Phd

November 2023 (1002 Words, 6 Minutes)

research grad school

At the moment, I am applying to graduate schools to continue working on research into making machine learning and AI more reliable/trustworthy. I first started working in research academia during my second semester of undergrad. Since then, I think that I have gained enough experience to be able to articulate some of the important parts of the ‘research process’. I don’t expect this information to be particularly novel to anyone who has also been involved with research in computer science, but for my own recollection, and perhaps anyone else with an interest in what it’s like to do research, these are some of the lessons I have learned.

1. Research is iterative and incremental

Meaningful contributions that advance the state of the art don’t come often. A successful piece of work is often a minor improvement upon a previous result in the field. This is probably the most difficult part of doing research. In the worst cases, you may spend months designing an experiment, only to have your original hypothesis proven wrong, or, even worse, have someone else publish similar results before you. Times like this are very discouraging and can be hard to deal with when you have invested so much time and effort into producing results. Getting past such hurdles is the biggest part of being an effective researcher, and, to me, often feels like an accelerated form of the five stages of grief. Realizing that results aren’t directly correlated with the amount of work poured into their discovery is difficult, and not something that I can ever get used to. However, the corollary to this is that rarely, some of the most important and foundational work ends up being simple and elegant. Striving for such discoveries is the light that gets me through the tunnel.

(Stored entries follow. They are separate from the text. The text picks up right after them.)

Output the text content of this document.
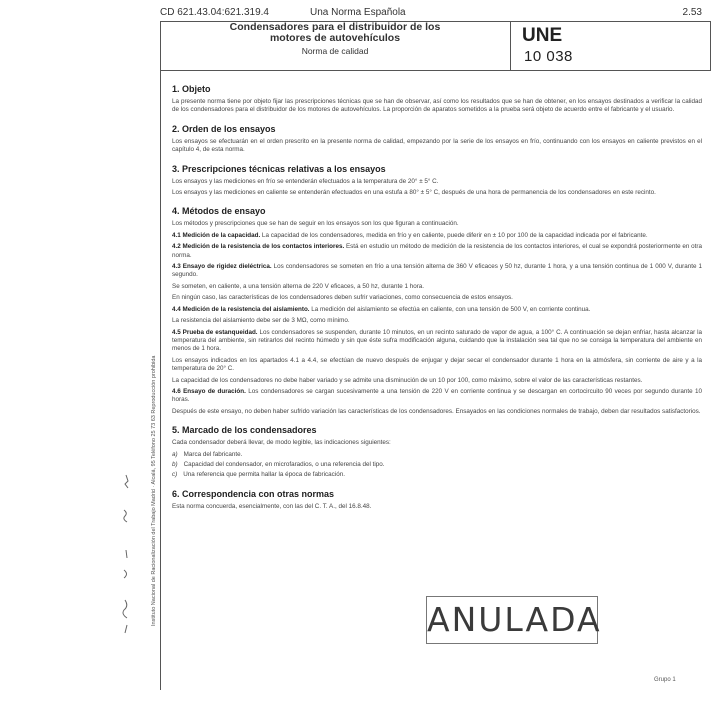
CD 621.43.04:621.319.4	Una Norma Española	2.53
Condensadores para el distribuidor de los
motores de autovehículos
Norma de calidad
UNE
10 038
Instituto Nacional de Racionalización del Trabajo Madrid · Alcalá, 95 Teléfono 25 73 63 Reproducción prohibida
1. Objeto
La presente norma tiene por objeto fijar las prescripciones técnicas que se han de observar, así como los resultados que se han de obtener, en los ensayos destinados a verificar la calidad de los condensadores para el distribuidor de los motores de autovehículos. La proporción de aparatos sometidos a la prueba será objeto de acuerdo entre el fabricante y el usuario.
2. Orden de los ensayos
Los ensayos se efectuarán en el orden prescrito en la presente norma de calidad, empezando por la serie de los ensayos en frío, continuando con los ensayos en caliente previstos en el capítulo 4, de esta norma.
3. Prescripciones técnicas relativas a los ensayos
Los ensayos y las mediciones en frío se entenderán efectuados a la temperatura de 20° ± 5° C.
Los ensayos y las mediciones en caliente se entenderán efectuados en una estufa a 80° ± 5° C, después de una hora de permanencia de los condensadores en este recinto.
4. Métodos de ensayo
Los métodos y prescripciones que se han de seguir en los ensayos son los que figuran a continuación.
4.1 Medición de la capacidad. La capacidad de los condensadores, medida en frío y en caliente, puede diferir en ± 10 por 100 de la capacidad indicada por el fabricante.
4.2 Medición de la resistencia de los contactos interiores. Está en estudio un método de medición de la resistencia de los contactos interiores, el cual se expondrá posteriormente en otra norma.
4.3 Ensayo de rigidez dieléctrica. Los condensadores se someten en frío a una tensión alterna de 360 V eficaces y 50 hz, durante 1 hora, y a una tensión continua de 1 000 V, durante 1 segundo.
Se someten, en caliente, a una tensión alterna de 220 V eficaces, a 50 hz, durante 1 hora.
En ningún caso, las características de los condensadores deben sufrir variaciones, como consecuencia de estos ensayos.
4.4 Medición de la resistencia del aislamiento. La medición del aislamiento se efectúa en caliente, con una tensión de 500 V, en corriente continua.
La resistencia del aislamiento debe ser de 3 MΩ, como mínimo.
4.5 Prueba de estanqueidad. Los condensadores se suspenden, durante 10 minutos, en un recinto saturado de vapor de agua, a 100° C. A continuación se dejan enfriar, hasta alcanzar la temperatura del ambiente, sin retirarlos del recinto húmedo y sin que éste sufra modificación alguna, cuidando que la instalación sea tal que no se consiga la temperatura del ambiente en menos de 1 hora.
Los ensayos indicados en los apartados 4.1 a 4.4, se efectúan de nuevo después de enjugar y dejar secar el condensador durante 1 hora en la atmósfera, sin corriente de aire y a la temperatura de 20° C.
La capacidad de los condensadores no debe haber variado y se admite una disminución de un 10 por 100, como máximo, sobre el valor de las características restantes.
4.6 Ensayo de duración. Los condensadores se cargan sucesivamente a una tensión de 220 V en corriente continua y se descargan en cortocircuito 90 veces por segundo durante 10 horas.
Después de este ensayo, no deben haber sufrido variación las características de los condensadores. Ensayados en las condiciones normales de trabajo, deben dar resultados satisfactorios.
5. Marcado de los condensadores
Cada condensador deberá llevar, de modo legible, las indicaciones siguientes:
a) Marca del fabricante.
b) Capacidad del condensador, en microfaradios, o una referencia del tipo.
c) Una referencia que permita hallar la época de fabricación.
6. Correspondencia con otras normas
Esta norma concuerda, esencialmente, con las del C. T. A., del 16.8.48.
ANULADA
Grupo 1
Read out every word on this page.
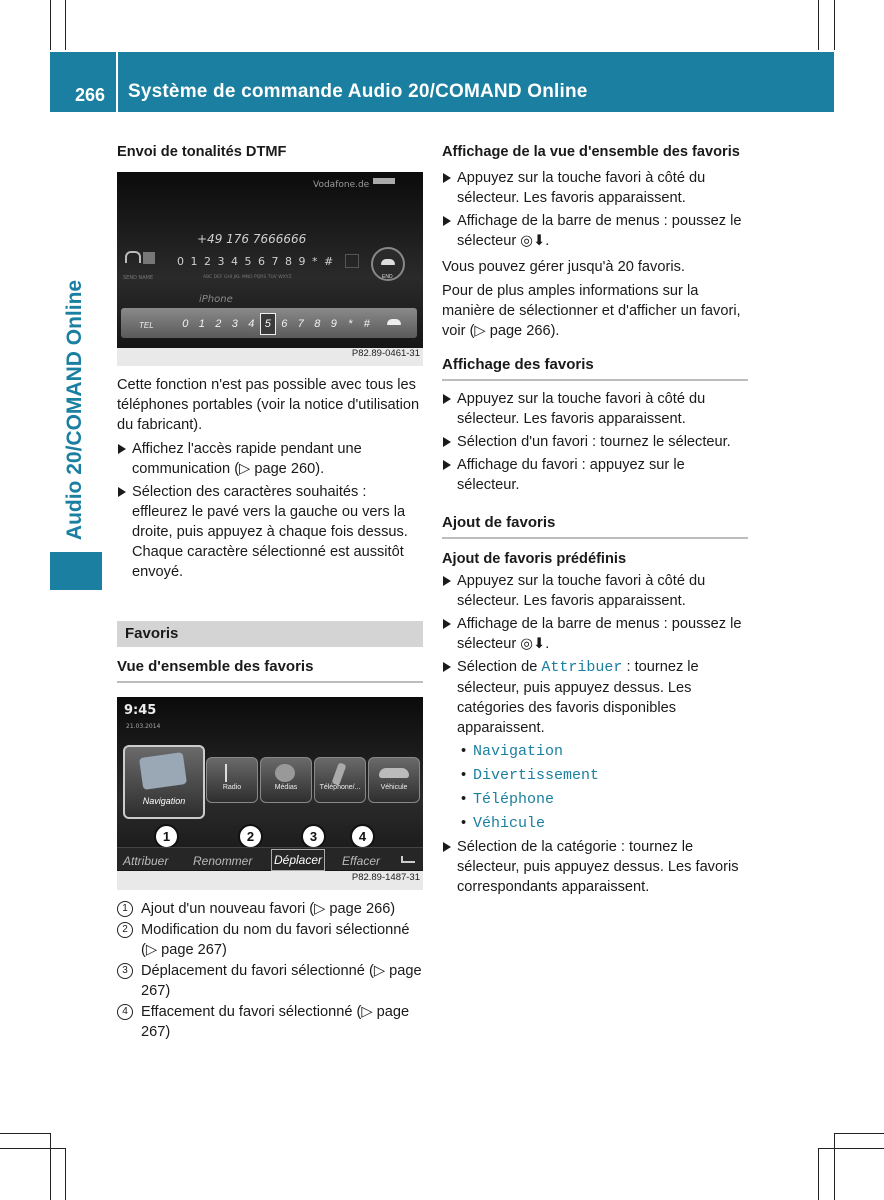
266 Système de commande Audio 20/COMAND Online
Audio 20/COMAND Online

Envoi de tonalités DTMF

Vodafone.de
+49 176 7666666
SEND NAME
0 1 2 3 4 5 6 7 8 9 * #
ABC DEF GHI JKL MNO PQRS TUV WXYZ	END
iPhone
TEL	0 1 2 3 4 5 6 7 8 9 * #
P82.89-0461-31

Cette fonction n'est pas possible avec tous les téléphones portables (voir la notice d'utilisation du fabricant).

Affichez l'accès rapide pendant une communication (▷ page 260).
Sélection des caractères souhaités : effleurez le pavé vers la gauche ou vers la droite, puis appuyez à chaque fois dessus. Chaque caractère sélectionné est aussitôt envoyé.
Favoris

Vue d'ensemble des favoris

9:45
21.03.2014
Navigation
Radio	Médias	Téléphone/...	Véhicule
1	2	3	4
Attribuer Renommer Déplacer Effacer
P82.89-1487-31
1 Ajout d'un nouveau favori (▷ page 266)
2 Modification du nom du favori sélectionné (▷ page 267)
3 Déplacement du favori sélectionné (▷ page 267)
4 Effacement du favori sélectionné (▷ page 267)

Affichage de la vue d'ensemble des favoris

Appuyez sur la touche favori à côté du sélecteur. Les favoris apparaissent.
Affichage de la barre de menus : poussez le sélecteur ◎⬇.

Vous pouvez gérer jusqu'à 20 favoris.

Pour de plus amples informations sur la manière de sélectionner et d'afficher un favori, voir (▷ page 266).

Affichage des favoris

Appuyez sur la touche favori à côté du sélecteur. Les favoris apparaissent.
Sélection d'un favori : tournez le sélecteur.
Affichage du favori : appuyez sur le sélecteur.

Ajout de favoris

Ajout de favoris prédéfinis

Appuyez sur la touche favori à côté du sélecteur. Les favoris apparaissent.
Affichage de la barre de menus : poussez le sélecteur ◎⬇.
Sélection de Attribuer : tournez le sélecteur, puis appuyez dessus. Les catégories des favoris disponibles apparaissent.
• Navigation
• Divertissement
• Téléphone
• Véhicule
Sélection de la catégorie : tournez le sélecteur, puis appuyez dessus. Les favoris correspondants apparaissent.
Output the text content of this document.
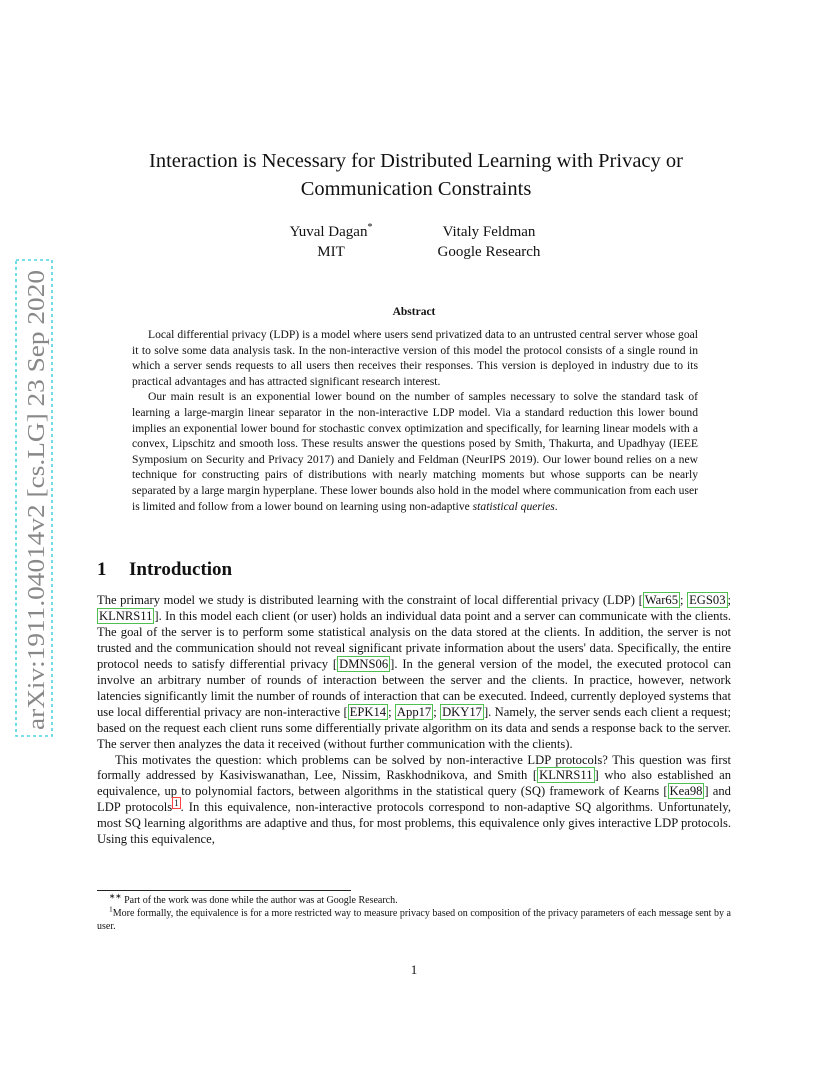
arXiv:1911.04014v2 [cs.LG] 23 Sep 2020
Interaction is Necessary for Distributed Learning with Privacy or Communication Constraints
Yuval Dagan*
MIT
Vitaly Feldman
Google Research
Abstract

Local differential privacy (LDP) is a model where users send privatized data to an untrusted central server whose goal it to solve some data analysis task. In the non-interactive version of this model the protocol consists of a single round in which a server sends requests to all users then receives their responses. This version is deployed in industry due to its practical advantages and has attracted significant research interest.

Our main result is an exponential lower bound on the number of samples necessary to solve the standard task of learning a large-margin linear separator in the non-interactive LDP model. Via a standard reduction this lower bound implies an exponential lower bound for stochastic convex optimization and specifically, for learning linear models with a convex, Lipschitz and smooth loss. These results answer the questions posed by Smith, Thakurta, and Upadhyay (IEEE Symposium on Security and Privacy 2017) and Daniely and Feldman (NeurIPS 2019). Our lower bound relies on a new technique for constructing pairs of distributions with nearly matching moments but whose supports can be nearly separated by a large margin hyperplane. These lower bounds also hold in the model where communication from each user is limited and follow from a lower bound on learning using non-adaptive statistical queries.

1 Introduction

The primary model we study is distributed learning with the constraint of local differential privacy (LDP) [ War65 ; EGS03 ; KLNRS11 ]. In this model each client (or user) holds an individual data point and a server can communicate with the clients. The goal of the server is to perform some statistical analysis on the data stored at the clients. In addition, the server is not trusted and the communication should not reveal significant private information about the users' data. Specifically, the entire protocol needs to satisfy differential privacy [ DMNS06 ]. In the general version of the model, the executed protocol can involve an arbitrary number of rounds of interaction between the server and the clients. In practice, however, network latencies significantly limit the number of rounds of interaction that can be executed. Indeed, currently deployed systems that use local differential privacy are non-interactive [ EPK14 ; App17 ; DKY17 ]. Namely, the server sends each client a request; based on the request each client runs some differentially private algorithm on its data and sends a response back to the server. The server then analyzes the data it received (without further communication with the clients).

This motivates the question: which problems can be solved by non-interactive LDP protocols? This question was first formally addressed by Kasiviswanathan, Lee, Nissim, Raskhodnikova, and Smith [ KLNRS11 ] who also established an equivalence, up to polynomial factors, between algorithms in the statistical query (SQ) framework of Kearns [ Kea98 ] and LDP protocols $^1$ . In this equivalence, non-interactive protocols correspond to non-adaptive SQ algorithms. Unfortunately, most SQ learning algorithms are adaptive and thus, for most problems, this equivalence only gives interactive LDP protocols. Using this equivalence,

∗∗ Part of the work was done while the author was at Google Research.

$^1$More formally, the equivalence is for a more restricted way to measure privacy based on composition of the privacy parameters of each message sent by a user.

1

2. 90% of your time is spent on 5% of your problems

This can range from debugging compiler issues to reproducing the build environment necessary to run a model from 3 years ago. In my own experience, the time spent doing this often makes it feel as though research is a secondary experience to debugging. You may spend the entire week on a single one of these problems and end up at your weekly meeting with your advisor reporting that you are still stuck. In these cases, collaboration and communication are crucial. Ask your advisor and lab mates if they have any idea how to fix your problem, as usually they have encountered similar, if not the same one themselves. If you can’t find help here, go to the internet, though YMMV. Most crucially, as a researcher, it is up to you to decide which problems are worth solving. If your confidence in the overall method is weak to begin with, then spending the next week making it run may not be worth the time. Know when to cut your losses and pivot to a new approach.

3. Make your results reproducible

Source code, seeded RNG, Docker, documentation, fixed dependencies. Do everything you can to make it as easy as possible for someone else to run the exact same experiment as you have published. It isn’t glamorous work and often doesn’t even feel worth doing when your research will be superseded by the new state of the art within the next few years. However, your research is only as relevant as the body of work that it contributes to. If no one can run your code four years from now, then that is where the extent of your contributions end. The tools exist to accomplish this, but the marginal benefit that they provide relative to our immediate desire for results cannot be overstated.

4. Learn how to read academic writing

Reading a paper can mean different things to different people. Some may skim through certain sections to get an overall idea of what is being talked about and others may closely read each paragraph and write notes about every theory and lemma. Neither of these approaches are wrong, but in order to be effective, they must be able tell you two things

1. What were the main contributions of the paper?
2. Did it change the state-of-the-art? If so, how?

An academic paper is meant to inform other researchers of the exact details of how they approached and solved a problem. When discussing a paper as part of a reading group or as background for your own methods, your goal isn’t to reproduce their implementation, but to understand why/if it is important. Of course, if you end up using their work as part of your own, it will likely be necessary to know the exact details, but when evaluating the approach, focus on these important questions first before devoting more time into the approach.

5. Keep accurate records

Document your process as you go through your work. Even if it is just a short daily summary of what you did, it can be crucial for yourself and others. The number of times I have gotten lost in my work is more than I can accurately count, so having a record of what approaches you take, just as a way to recall how you may have solved a problem can save your future self hours. It also helps to have notes in front of you when talking with your advisor so that you can accurately explain what problems you’re having and what progress you have made. Another benefit of all this is that it helps you practice your writing skills, which is a crucial part of being an effective researcher that can often fall through the cracks when most of your time is spent in VScode.

6. Be confident in your results

Science, to me, is quite intimidating. As an individual researcher, we are given the opportunity to contribute to an ever growing body of work that defines our field. It may span 50, 100, or even 1000s years, and we, the humble graduate student, have the opportunity to push the veil of knowledge just a little further. This fact can, at times, come into conflict with the reality of being a graduate student, where the mantra “Publish or Perish” is demonstrated to us daily. We need to publish new works and push the boundary of science forward, but we shouldn’t feel so pressured as to compromise our values to do so. If you put your name on a piece of published work, you are endorsing the results and every word that is part of that paper. If you need to conduct one more test to feel 100% confident in your results, don’t be afraid to simply because you are 99% of the way to a paper. The grueling process of finding a meaningful result can make us simply want to write down what we have so far and say “good enough”; but it simply isn’t. Be confident in what you publish and be prepared to defend your methods, as quality research is always a direct result of rigorous testing and review.